J'étais au courant des attaques contre le pont de Crimée lorsque je l'ai traversé en voiture dans la nuit du 14 janvier, en notant le moment où nous avons traversé les sites des deux attaques, ce qui avait à chaque fois fait perdre un tronçon d'autoroute, et en scrutant le ciel à la recherche de toute preuve d'une attaque par les missiles Storm Shadow de fabrication britannique fournis à Kiev. Je dois admettre que j’ai poussé un léger soupir de soulagement lorsque nous avons atteint le sol de Crimée, conscients pour la première fois de la réalité quotidienne des Criméens qui y voient leur bouée de sauvetage.

En sortant du pont, on entre sur l'autoroute Tavrida où, après un petit trajet, la ville de Feodosia apparaît à l'horizon.
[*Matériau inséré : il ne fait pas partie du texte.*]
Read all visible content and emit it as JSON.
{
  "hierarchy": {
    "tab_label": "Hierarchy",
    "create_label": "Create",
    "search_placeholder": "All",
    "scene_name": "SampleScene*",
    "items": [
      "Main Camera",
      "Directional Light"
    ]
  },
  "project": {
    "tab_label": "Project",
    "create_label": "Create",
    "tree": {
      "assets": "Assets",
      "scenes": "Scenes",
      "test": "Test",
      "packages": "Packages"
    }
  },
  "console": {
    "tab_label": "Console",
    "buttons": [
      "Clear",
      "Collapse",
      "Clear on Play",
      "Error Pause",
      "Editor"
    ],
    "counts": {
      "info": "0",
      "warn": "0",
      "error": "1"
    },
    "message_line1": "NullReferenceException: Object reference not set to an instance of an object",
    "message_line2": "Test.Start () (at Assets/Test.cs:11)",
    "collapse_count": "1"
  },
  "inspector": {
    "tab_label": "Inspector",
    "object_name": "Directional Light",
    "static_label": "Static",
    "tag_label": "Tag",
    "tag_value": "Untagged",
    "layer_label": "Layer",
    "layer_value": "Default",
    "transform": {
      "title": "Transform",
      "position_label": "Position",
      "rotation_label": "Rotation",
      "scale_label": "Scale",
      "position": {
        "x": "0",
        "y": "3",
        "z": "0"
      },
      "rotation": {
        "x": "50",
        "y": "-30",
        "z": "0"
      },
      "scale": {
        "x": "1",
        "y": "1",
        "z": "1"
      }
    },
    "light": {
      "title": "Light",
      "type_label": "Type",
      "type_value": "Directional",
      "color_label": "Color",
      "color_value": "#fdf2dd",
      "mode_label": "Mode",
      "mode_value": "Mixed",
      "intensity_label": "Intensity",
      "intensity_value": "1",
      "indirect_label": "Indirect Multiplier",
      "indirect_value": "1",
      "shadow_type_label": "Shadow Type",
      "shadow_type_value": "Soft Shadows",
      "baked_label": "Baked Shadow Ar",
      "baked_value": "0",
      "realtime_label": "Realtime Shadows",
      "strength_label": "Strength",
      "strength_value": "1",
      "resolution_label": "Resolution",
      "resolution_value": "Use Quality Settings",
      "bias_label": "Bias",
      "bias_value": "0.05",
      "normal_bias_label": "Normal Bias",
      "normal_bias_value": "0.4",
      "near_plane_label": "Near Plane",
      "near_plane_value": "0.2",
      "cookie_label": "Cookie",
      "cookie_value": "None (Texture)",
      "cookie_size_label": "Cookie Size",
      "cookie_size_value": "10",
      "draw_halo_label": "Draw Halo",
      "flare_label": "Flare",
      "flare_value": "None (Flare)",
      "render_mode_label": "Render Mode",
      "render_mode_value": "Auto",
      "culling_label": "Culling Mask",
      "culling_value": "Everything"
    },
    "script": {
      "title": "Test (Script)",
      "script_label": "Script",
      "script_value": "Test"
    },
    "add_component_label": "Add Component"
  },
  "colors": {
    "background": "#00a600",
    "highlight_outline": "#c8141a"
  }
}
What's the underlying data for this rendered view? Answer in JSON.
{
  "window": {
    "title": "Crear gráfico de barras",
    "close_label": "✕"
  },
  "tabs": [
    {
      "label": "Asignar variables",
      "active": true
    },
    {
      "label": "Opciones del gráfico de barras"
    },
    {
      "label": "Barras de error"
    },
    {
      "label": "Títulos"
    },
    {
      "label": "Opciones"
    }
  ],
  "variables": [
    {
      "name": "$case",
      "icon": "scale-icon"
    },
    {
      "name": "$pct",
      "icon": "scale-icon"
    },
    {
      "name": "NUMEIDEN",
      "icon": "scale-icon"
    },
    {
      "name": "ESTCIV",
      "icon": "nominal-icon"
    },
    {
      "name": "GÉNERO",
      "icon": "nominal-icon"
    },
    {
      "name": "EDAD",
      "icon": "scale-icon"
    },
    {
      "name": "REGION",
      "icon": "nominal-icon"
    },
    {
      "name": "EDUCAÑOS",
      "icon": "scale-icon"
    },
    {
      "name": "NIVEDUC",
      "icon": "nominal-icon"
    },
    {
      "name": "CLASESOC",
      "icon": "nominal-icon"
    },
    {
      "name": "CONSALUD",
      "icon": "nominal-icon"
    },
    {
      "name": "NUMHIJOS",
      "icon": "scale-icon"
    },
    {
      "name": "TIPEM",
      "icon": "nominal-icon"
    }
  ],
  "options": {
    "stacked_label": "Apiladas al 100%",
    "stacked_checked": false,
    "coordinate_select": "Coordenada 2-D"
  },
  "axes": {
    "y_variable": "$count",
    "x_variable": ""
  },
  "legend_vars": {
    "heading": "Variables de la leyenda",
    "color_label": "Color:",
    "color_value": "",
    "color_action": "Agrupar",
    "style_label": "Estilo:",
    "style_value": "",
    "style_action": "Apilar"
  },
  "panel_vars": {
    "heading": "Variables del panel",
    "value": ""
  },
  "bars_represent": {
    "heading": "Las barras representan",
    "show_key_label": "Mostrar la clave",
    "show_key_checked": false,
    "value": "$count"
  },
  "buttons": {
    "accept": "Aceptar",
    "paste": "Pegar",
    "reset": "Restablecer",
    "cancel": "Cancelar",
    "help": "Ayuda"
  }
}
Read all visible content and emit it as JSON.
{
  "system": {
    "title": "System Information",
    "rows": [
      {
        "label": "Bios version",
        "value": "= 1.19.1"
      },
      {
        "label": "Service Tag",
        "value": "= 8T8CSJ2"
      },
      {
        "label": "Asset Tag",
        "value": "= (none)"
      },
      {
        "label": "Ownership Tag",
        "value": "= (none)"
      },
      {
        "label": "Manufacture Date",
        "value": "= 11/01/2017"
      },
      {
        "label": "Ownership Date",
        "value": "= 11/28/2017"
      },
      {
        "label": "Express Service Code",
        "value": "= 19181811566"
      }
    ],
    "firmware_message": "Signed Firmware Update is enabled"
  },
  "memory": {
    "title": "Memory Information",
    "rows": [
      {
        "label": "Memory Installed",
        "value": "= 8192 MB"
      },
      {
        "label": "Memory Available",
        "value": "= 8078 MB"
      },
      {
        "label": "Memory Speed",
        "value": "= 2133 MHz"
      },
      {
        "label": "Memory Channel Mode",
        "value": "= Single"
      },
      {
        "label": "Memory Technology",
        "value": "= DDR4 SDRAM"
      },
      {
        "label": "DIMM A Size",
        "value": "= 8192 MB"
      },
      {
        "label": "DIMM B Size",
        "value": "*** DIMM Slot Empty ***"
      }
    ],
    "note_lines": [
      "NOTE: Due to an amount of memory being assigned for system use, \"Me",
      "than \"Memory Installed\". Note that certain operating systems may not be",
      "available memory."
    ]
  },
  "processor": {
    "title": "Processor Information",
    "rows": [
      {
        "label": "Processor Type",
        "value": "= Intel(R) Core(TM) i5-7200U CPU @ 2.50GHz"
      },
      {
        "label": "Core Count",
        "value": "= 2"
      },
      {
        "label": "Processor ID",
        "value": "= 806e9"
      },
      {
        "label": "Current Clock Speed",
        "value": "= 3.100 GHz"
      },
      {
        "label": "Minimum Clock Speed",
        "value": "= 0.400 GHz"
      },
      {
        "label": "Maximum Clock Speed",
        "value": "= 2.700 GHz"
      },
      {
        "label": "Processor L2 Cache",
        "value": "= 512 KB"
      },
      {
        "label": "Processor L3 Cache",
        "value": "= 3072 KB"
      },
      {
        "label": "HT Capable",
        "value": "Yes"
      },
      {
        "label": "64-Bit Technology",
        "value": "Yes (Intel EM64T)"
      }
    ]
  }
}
Elle a une histoire riche qui s'étend sur plus de deux millénaires, au cours desquels elle fut une ancienne colonie grecque, un port de commerce génois, une forteresse ottomane et une partie de l'Empire russe. Aujourd'hui, Feodosia est l'une des destinations privilégiées des touristes russes et sa côte est bordée d'hôtels et de restaurants. Comme une grande partie de la Crimée, Feodosia porte les cicatrices des années de négligence de la part des autorités ukrainiennes : des bâtiments en ruine, des structures abandonnées peintes de graffitis et des routes nécessitant des réparations. Mais c'est néanmoins une ville dynamique où les gens continuent à vivre leur vie quotidienne.

La guerre n'a pas échappé à Feodosia. Le 26 décembre 2023, l’armée de l’air ukrainienne a lancé plusieurs missiles de croisière Storm Shadow sur Feodosia, dont certains ont pénétré les défenses aériennes russes, frappant le Novotcherkassk, un grand navire de débarquement, et illuminant le ciel nocturne dans une boule de feu spectaculaire. Et quiconque circule dans et autour de Feodosia ne peut s’empêcher de remarquer la présence des défenses russes.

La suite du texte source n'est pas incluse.